Soon after taking office Bewoor was told of one of the most significant developments in the history of Indian defence policy, of which the Indian Army and the Defence Ministry were previously in the dark, namely the Department of Atomic Energy's plans to detonate a nuclear device. The project codenamed Smiling Buddha had been underway from 1967 under the leadership of Raja Ramanna. The task of sinking the shaft for the test was assigned to the 61 Engineering Regiment stationed in Jodhpur. Ramanna first contacted the regiment commander, Lt. Col. Subherwal, in May 1973 to dig the shaft. In June 1973 Prime Minister Indira Gandhi took General Bewoor into confidence and ordered him to support the project. After an initial setback - the finding of water at the first drill site - the location of the test was shifted to the village of Malki near Pokhran, Rajasthan.
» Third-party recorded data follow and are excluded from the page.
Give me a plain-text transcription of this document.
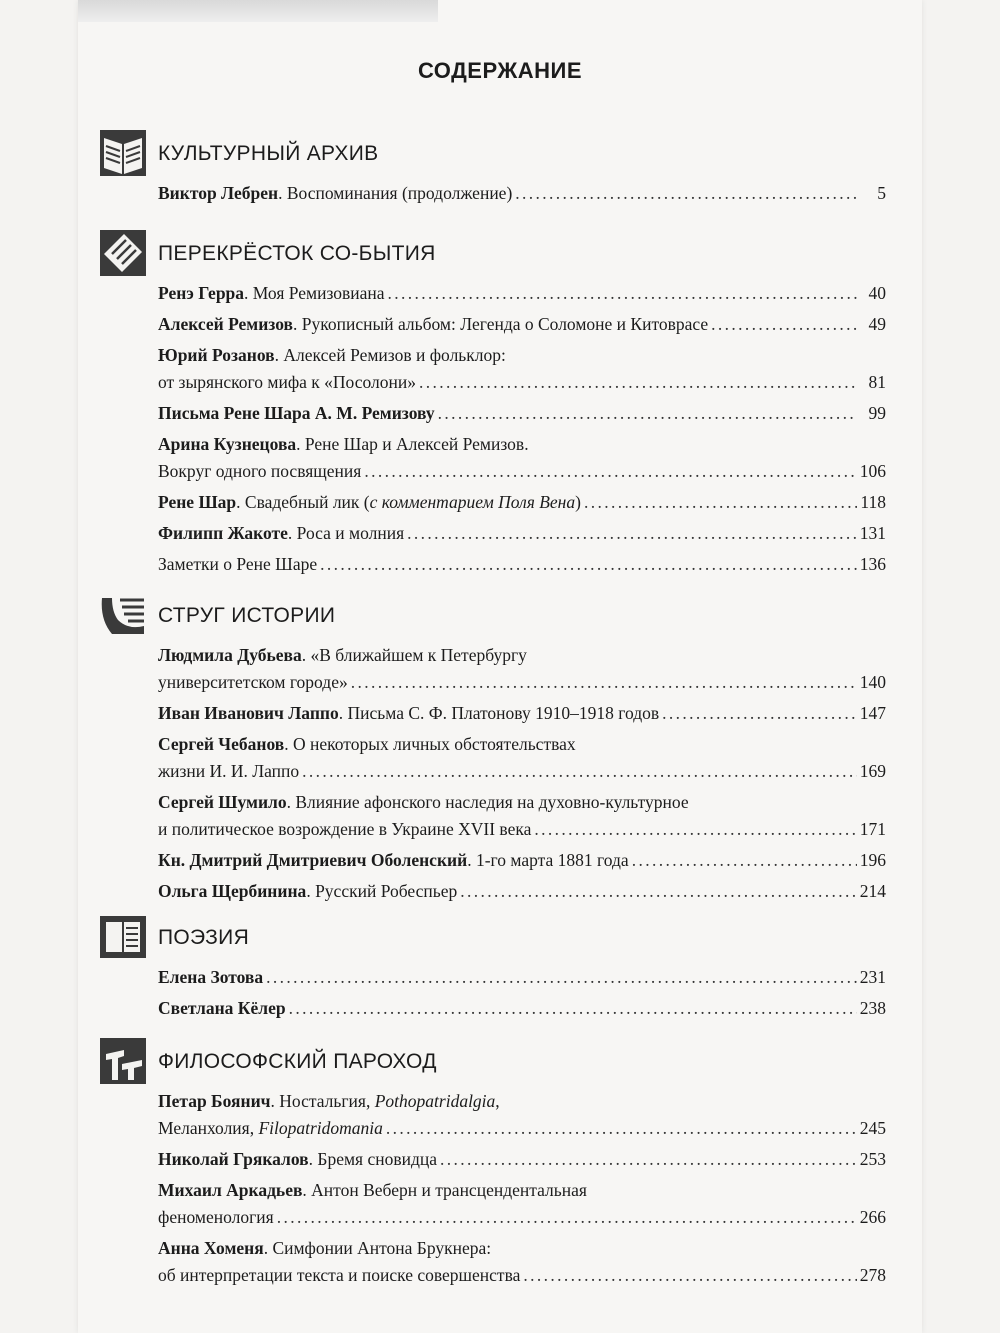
СОДЕРЖАНИЕ
КУЛЬТУРНЫЙ АРХИВ
Виктор Лебрен. Воспоминания (продолжение) . . .	5
ПЕРЕКРЁСТОК СО-БЫТИЯ
Ренэ Герра. Моя Ремизовиана . . .	40
Алексей Ремизов. Рукописный альбом: Легенда о Соломоне и Китоврасе . . .	49
Юрий Розанов. Алексей Ремизов и фольклор:
от зырянского мифа к «Посолони» . . .	81
Письма Рене Шара А. М. Ремизову . . .	99
Арина Кузнецова. Рене Шар и Алексей Ремизов.
Вокруг одного посвящения . . .	106
Рене Шар. Свадебный лик (с комментарием Поля Вена) . . .	118
Филипп Жакоте. Роса и молния . . .	131
Заметки о Рене Шаре . . .	136
СТРУГ ИСТОРИИ
Людмила Дубьева. «В ближайшем к Петербургу
университетском городе» . . .	140
Иван Иванович Лаппо. Письма С. Ф. Платонову 1910–1918 годов . . .	147
Сергей Чебанов. О некоторых личных обстоятельствах
жизни И. И. Лаппо . . .	169
Сергей Шумило. Влияние афонского наследия на духовно-культурное
и политическое возрождение в Украине XVII века . . .	171
Кн. Дмитрий Дмитриевич Оболенский. 1-го марта 1881 года . . .	196
Ольга Щербинина. Русский Робеспьер . . .	214
ПОЭЗИЯ
Елена Зотова . . .	231
Светлана Кёлер . . .	238
ФИЛОСОФСКИЙ ПАРОХОД
Петар Боянич. Ностальгия, Pothopatridalgia,
Меланхолия, Filopatridomania . . .	245
Николай Грякалов. Бремя сновидца . . .	253
Михаил Аркадьев. Антон Веберн и трансцендентальная
феноменология . . .	266
Анна Хоменя. Симфонии Антона Брукнера:
об интерпретации текста и поиске совершенства . . .	278
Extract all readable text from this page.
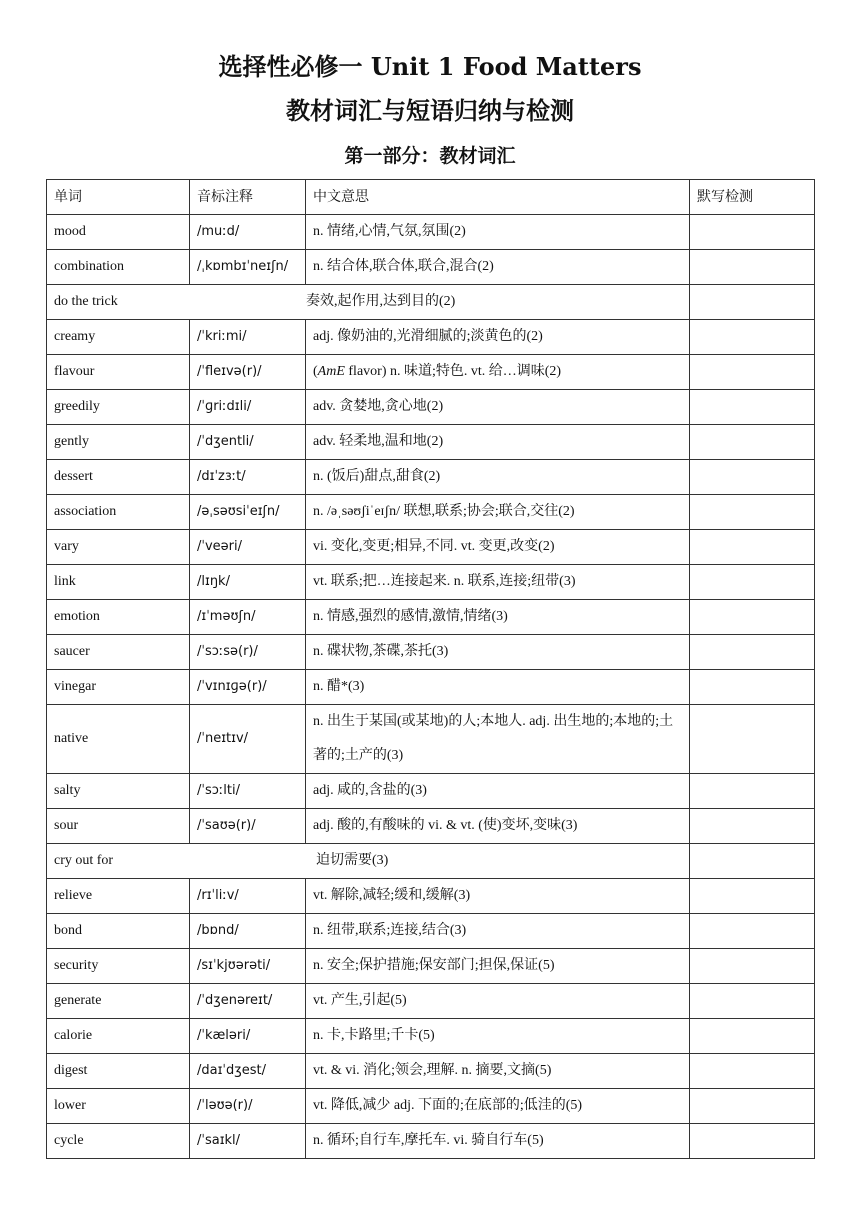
选择性必修一 Unit 1 Food Matters
教材词汇与短语归纳与检测
第一部分：教材词汇
单词	音标注释	中文意思	默写检测
mood	/muːd/	n. 情绪,心情,气氛,氛围(2)	
combination	/ˌkɒmbɪˈneɪʃn/	n. 结合体,联合体,联合,混合(2)	
do the trick 奏效,起作用,达到目的(2)			
creamy	/ˈkriːmi/	adj. 像奶油的,光滑细腻的;淡黄色的(2)	
flavour	/ˈfleɪvə(r)/	(AmE flavor) n. 味道;特色. vt. 给…调味(2)	
greedily	/ˈɡriːdɪli/	adv. 贪婪地,贪心地(2)	
gently	/ˈdʒentli/	adv. 轻柔地,温和地(2)	
dessert	/dɪˈzɜːt/	n. (饭后)甜点,甜食(2)	
association	/əˌsəʊsiˈeɪʃn/	n. /əˌsəʊʃiˈeɪʃn/ 联想,联系;协会;联合,交往(2)	
vary	/ˈveəri/	vi. 变化,变更;相异,不同. vt. 变更,改变(2)	
link	/lɪŋk/	vt. 联系;把…连接起来. n. 联系,连接;纽带(3)	
emotion	/ɪˈməʊʃn/	n. 情感,强烈的感情,激情,情绪(3)	
saucer	/ˈsɔːsə(r)/	n. 碟状物,茶碟,茶托(3)	
vinegar	/ˈvɪnɪɡə(r)/	n. 醋*(3)	
native	/ˈneɪtɪv/	n. 出生于某国(或某地)的人;本地人. adj. 出生地的;本地的;土著的;土产的(3)	
salty	/ˈsɔːlti/	adj. 咸的,含盐的(3)	
sour	/ˈsaʊə(r)/	adj. 酸的,有酸味的 vi. & vt. (使)变坏,变味(3)	
cry out for 迫切需要(3)			
relieve	/rɪˈliːv/	vt. 解除,减轻;缓和,缓解(3)	
bond	/bɒnd/	n. 纽带,联系;连接,结合(3)	
security	/sɪˈkjʊərəti/	n. 安全;保护措施;保安部门;担保,保证(5)	
generate	/ˈdʒenəreɪt/	vt. 产生,引起(5)	
calorie	/ˈkæləri/	n. 卡,卡路里;千卡(5)	
digest	/daɪˈdʒest/	vt. & vi. 消化;领会,理解. n. 摘要,文摘(5)	
lower	/ˈləʊə(r)/	vt. 降低,减少 adj. 下面的;在底部的;低洼的(5)	
cycle	/ˈsaɪkl/	n. 循环;自行车,摩托车. vi. 骑自行车(5)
Bewoor was personally present at the test site and witnessed the actual nuclear explosion of 18 May 1974. He was the first to inform the Prime Minister's Office via a telephone call to D.P. Dhar. A. Parthasarthi however claims in 1974 he found a note written from the PM (without her characteristic green-ink initials) to Bewoor dated as early as 15 November 1972 asking for the Army's co-operation. This must be viewed with some skepticism, since Bewoor was not the COAS on the purported date of this note.

==After retirement==
He served as the Honorary Colonel of the Dogra Regiment up to 11 August 1979. After retirement, he served as the Indian Ambassador to Denmark, from February 1976 to March 1978. He served as a member of the Senate of the University of Pune, for two years from August 1979 onwards. He was also on the Board of Directors of Kirloskar Oil Engines & Vickers Sperry of Pune. Besides, he was often invited to give talks on leadership and military matters by various educational societies. He died on 24 October 1989.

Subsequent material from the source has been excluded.